L’un des atouts de ce roman est l’alternance des points de vue. Andrea Molesini, que je ne connaissais pas du tout, a réussi à trouver une langue enfantine qui n’est pas ridicule ou pénible à lire. Il a réussi à trouver un ton juste et l’humour n’est pas absent des récits de Pietro. Il a une façon de décrire le physique des personnages qui est unique et amusante. Il possède un franc-parler et témoigne d’une spontanéité qui rappelle beaucoup l’énergie italienne. Certaines remarques font vraiment rire le lecteur. Et puis son regard d’enfant rappelle le regard distancié. Certains constats sont désarmants tant ils sont criants de vérité. On dit souvent que cette dernière sort de la bouche des enfants. Il faut croire que l’auteur italien pense la même chose. La langue de Pietro est bien plus travaillée que ce que l’on pourrait croire. Il a cette capacité à transfigurer le réel, ce qui apporte de la poésie à son récit. Ce qu’ils vivent est grave car ils sont traqués par les nazis. Le regard qu’il porte sur le monde permet de la transformer quasiment comme ce loup qu’il ne cesse de voir dans tout le roman.

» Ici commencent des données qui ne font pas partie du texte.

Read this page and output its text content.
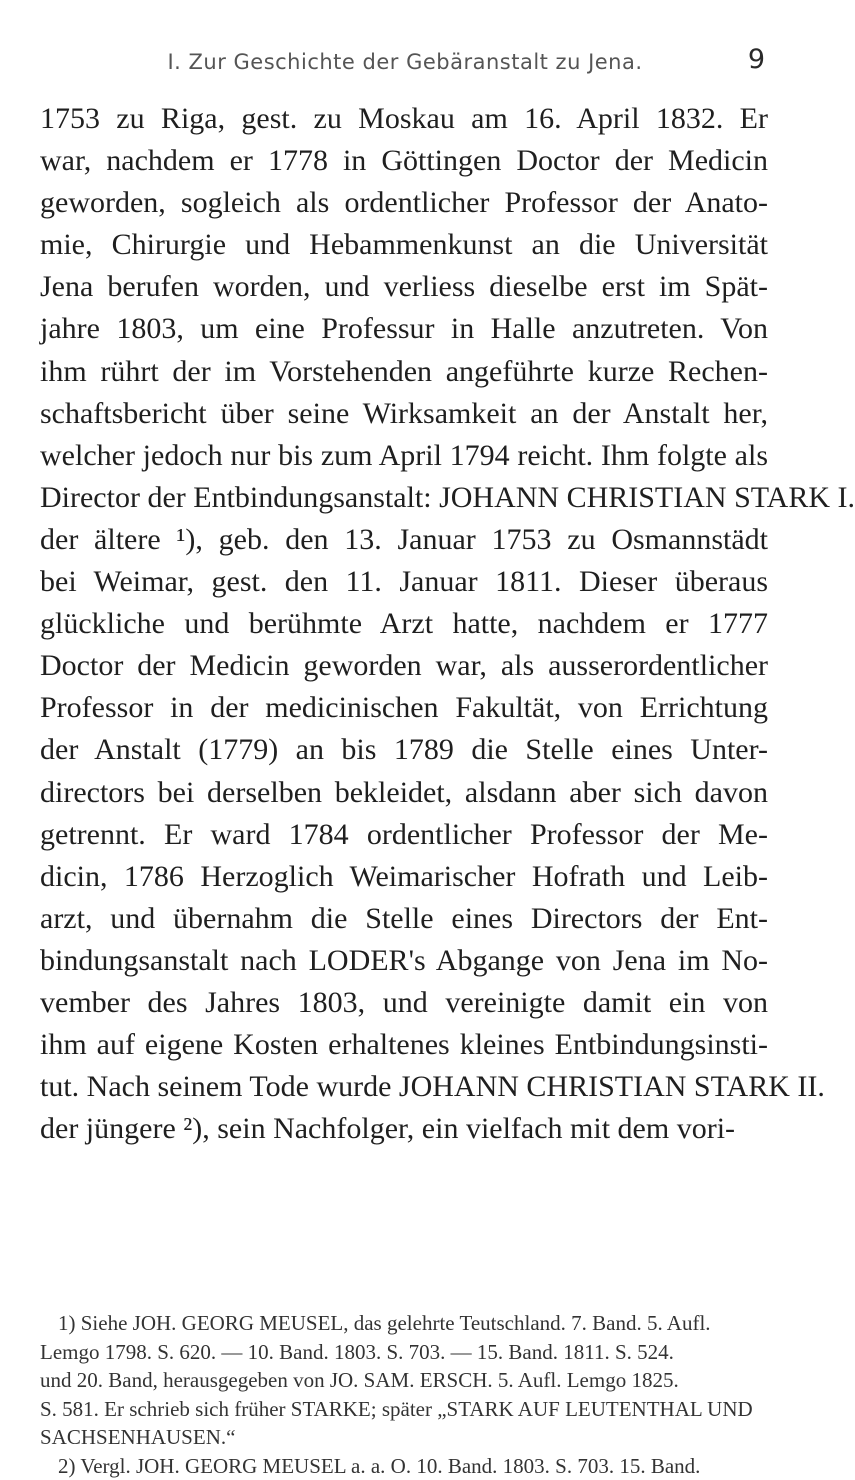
I. Zur Geschichte der Gebäranstalt zu Jena.	9
1753 zu Riga, gest. zu Moskau am 16. April 1832. Er
war, nachdem er 1778 in Göttingen Doctor der Medicin
geworden, sogleich als ordentlicher Professor der Anato-
mie, Chirurgie und Hebammenkunst an die Universität
Jena berufen worden, und verliess dieselbe erst im Spät-
jahre 1803, um eine Professur in Halle anzutreten. Von
ihm rührt der im Vorstehenden angeführte kurze Rechen-
schaftsbericht über seine Wirksamkeit an der Anstalt her,
welcher jedoch nur bis zum April 1794 reicht. Ihm folgte als
Director der Entbindungsanstalt: JOHANN CHRISTIAN STARK I.
der ältere ¹), geb. den 13. Januar 1753 zu Osmannstädt
bei Weimar, gest. den 11. Januar 1811. Dieser überaus
glückliche und berühmte Arzt hatte, nachdem er 1777
Doctor der Medicin geworden war, als ausserordentlicher
Professor in der medicinischen Fakultät, von Errichtung
der Anstalt (1779) an bis 1789 die Stelle eines Unter-
directors bei derselben bekleidet, alsdann aber sich davon
getrennt. Er ward 1784 ordentlicher Professor der Me-
dicin, 1786 Herzoglich Weimarischer Hofrath und Leib-
arzt, und übernahm die Stelle eines Directors der Ent-
bindungsanstalt nach LODER's Abgange von Jena im No-
vember des Jahres 1803, und vereinigte damit ein von
ihm auf eigene Kosten erhaltenes kleines Entbindungsinsti-
tut. Nach seinem Tode wurde JOHANN CHRISTIAN STARK II.
der jüngere ²), sein Nachfolger, ein vielfach mit dem vori-
1) Siehe JOH. GEORG MEUSEL, das gelehrte Teutschland. 7. Band. 5. Aufl.
Lemgo 1798. S. 620. — 10. Band. 1803. S. 703. — 15. Band. 1811. S. 524.
und 20. Band, herausgegeben von JO. SAM. ERSCH. 5. Aufl. Lemgo 1825.
S. 581. Er schrieb sich früher STARKE; später „STARK AUF LEUTENTHAL UND
SACHSENHAUSEN.“
2) Vergl. JOH. GEORG MEUSEL a. a. O. 10. Band. 1803. S. 703. 15. Band.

Il a une façon de définir la manière de parler des personnages qui est très visuelle. Certaines métaphores sont particulièrement bien trouvées.

Derrière une apparente légèreté, il y a le contexte historique qui transparaît. De nombreuses scènes se déroulent la nuit. On y rencontre des êtres marqués par les événements, des fascistes, des résistants. On ressent la méfiance vis-à-vis de l’inconnu, la peur et le sentiment tragique des personnages qui ne contrôlent pas leur destinée. On perçoit aussi les souvenirs enfouis et les traumatismes de guerre de chacun. Durant le roman on s’interroge sur le personnage de Karl et sur celui d’une figure féminine. Souvent l’horreur se cache derrière des silences et le manichéisme ne caractérise pas vraiment les personnages. Le roman ne manque pas de finesse derrière le discours de l’enfant. C’est un roman bien ficelé que ce « Printemps du loup » dont la brièveté des chapitres permet d’imposer un rythme.